# Math Help - Inverse

1. ## Inverse

Define an operation * on Z by

a*b = ab - a - b +2 for a, b in Z. We know that * is commutative and associative and that * has an identity element, namely 2. Determine which elements in Z have inverses relative to *. Justify your answer.

Thanks very much

2. Originally Posted by suedenation
Define an operation * on Z by

a*b = ab - a - b +2 for a, b in Z. We know that * is commutative and associative and that * has an identity element, namely 2. Determine which elements in Z have inverses relative to *. Justify your answer.

Thanks very much
Given $x\in \mathbb{Z}$ we attempt to find a $y\in \mathbb{Z}$ such as,
$x*y=2$ because 2 is the identity element.
Thus,
$xy-x-y+2=2$ by definition on $*$.
Thus,
$xy-x=y$ or more elegantly $xy=x+y$
Thus,
$x(y-1)=y$
Now we examine 2 cases:
Case 1 $y=1$: Thus, $0=1$. Impossible.
Case 2 $y\not =1$: Thus, $y-1\not =0$. Thus if $y=0$ then $x=0$ Checking this we find that $0(1-0)=0$ which is true.
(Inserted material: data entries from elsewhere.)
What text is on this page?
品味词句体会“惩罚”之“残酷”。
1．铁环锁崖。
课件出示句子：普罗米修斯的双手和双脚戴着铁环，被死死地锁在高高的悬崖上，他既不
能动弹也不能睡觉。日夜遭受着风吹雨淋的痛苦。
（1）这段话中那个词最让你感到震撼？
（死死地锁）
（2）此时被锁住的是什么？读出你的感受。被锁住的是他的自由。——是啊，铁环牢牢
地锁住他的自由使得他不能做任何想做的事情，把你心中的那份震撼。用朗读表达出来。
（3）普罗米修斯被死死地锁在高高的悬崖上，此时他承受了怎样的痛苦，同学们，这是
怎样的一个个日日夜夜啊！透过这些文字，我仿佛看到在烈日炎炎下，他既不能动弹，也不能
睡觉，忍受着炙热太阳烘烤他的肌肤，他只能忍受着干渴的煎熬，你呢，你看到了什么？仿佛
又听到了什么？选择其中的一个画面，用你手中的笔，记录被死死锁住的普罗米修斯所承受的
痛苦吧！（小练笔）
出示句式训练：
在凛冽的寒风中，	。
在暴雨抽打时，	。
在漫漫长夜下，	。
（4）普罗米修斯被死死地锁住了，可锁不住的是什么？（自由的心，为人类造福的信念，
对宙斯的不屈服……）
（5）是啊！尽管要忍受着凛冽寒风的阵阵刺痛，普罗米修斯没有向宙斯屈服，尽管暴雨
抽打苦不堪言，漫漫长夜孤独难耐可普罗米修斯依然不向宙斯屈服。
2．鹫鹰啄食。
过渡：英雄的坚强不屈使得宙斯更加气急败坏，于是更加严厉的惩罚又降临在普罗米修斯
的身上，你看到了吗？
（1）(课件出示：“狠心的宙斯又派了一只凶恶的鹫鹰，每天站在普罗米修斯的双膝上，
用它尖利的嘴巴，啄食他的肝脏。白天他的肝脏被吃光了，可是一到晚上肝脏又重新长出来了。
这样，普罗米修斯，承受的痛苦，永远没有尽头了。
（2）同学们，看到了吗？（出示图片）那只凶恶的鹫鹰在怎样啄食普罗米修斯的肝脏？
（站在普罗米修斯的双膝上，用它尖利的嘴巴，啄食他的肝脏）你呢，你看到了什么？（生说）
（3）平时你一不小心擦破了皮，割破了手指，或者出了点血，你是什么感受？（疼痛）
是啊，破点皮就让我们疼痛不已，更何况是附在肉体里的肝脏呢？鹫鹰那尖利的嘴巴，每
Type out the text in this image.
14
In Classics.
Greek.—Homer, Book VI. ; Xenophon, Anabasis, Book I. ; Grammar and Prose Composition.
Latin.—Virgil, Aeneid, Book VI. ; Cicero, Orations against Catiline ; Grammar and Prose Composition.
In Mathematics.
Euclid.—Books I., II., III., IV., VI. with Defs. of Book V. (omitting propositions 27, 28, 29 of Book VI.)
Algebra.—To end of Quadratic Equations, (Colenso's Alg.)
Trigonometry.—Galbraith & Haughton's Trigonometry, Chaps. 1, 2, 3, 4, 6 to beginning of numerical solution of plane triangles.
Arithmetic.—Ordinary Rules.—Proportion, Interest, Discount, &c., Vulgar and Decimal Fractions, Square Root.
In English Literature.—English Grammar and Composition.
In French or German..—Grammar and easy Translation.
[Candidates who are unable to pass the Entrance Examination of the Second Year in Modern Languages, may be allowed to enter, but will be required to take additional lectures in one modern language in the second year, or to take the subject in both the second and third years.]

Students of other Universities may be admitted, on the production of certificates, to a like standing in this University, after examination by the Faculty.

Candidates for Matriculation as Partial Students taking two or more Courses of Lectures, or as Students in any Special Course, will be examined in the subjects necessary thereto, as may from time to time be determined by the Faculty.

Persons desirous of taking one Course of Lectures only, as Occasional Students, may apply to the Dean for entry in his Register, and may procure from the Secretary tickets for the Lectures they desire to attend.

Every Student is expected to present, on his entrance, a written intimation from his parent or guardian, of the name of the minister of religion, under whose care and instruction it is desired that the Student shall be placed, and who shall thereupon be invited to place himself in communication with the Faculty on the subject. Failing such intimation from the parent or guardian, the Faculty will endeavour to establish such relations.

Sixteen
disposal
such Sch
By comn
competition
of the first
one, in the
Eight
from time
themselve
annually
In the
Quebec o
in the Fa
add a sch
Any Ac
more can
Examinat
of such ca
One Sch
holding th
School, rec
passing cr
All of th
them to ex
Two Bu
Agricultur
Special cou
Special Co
Thus, $x=0$ has an inverse. Now if $y\not = 0$ also then,
$x(y-1)=y$ with $\gcd(y-1,y)=1$ because they are right next to each other. Thus, the left hand side must be divisible by $y$, thus, $y|x$ this is Euclid's Lemma. Thus, $x=ky$. Thus, $ky(y-1)=y$ now since $y\not =0$ thus, $k(y-1)=1$ happens only when $y-1=1 \mbox{ and } k=1$. Thus,
$y=2 \mbox{ and } x=(1)(2)=2$ Thus, $x=2$ is the other inverse. Thus, $0,2$ are the only possible inverses.

3. It may help to note that (a+1)*(b+1) = (a+1)(b+1)-(a+1)-(b+1)+2 = ab+1. Thus the map (Z,*) -> (Z,.) given by a -> a+1 is an isomorphism of semigroups.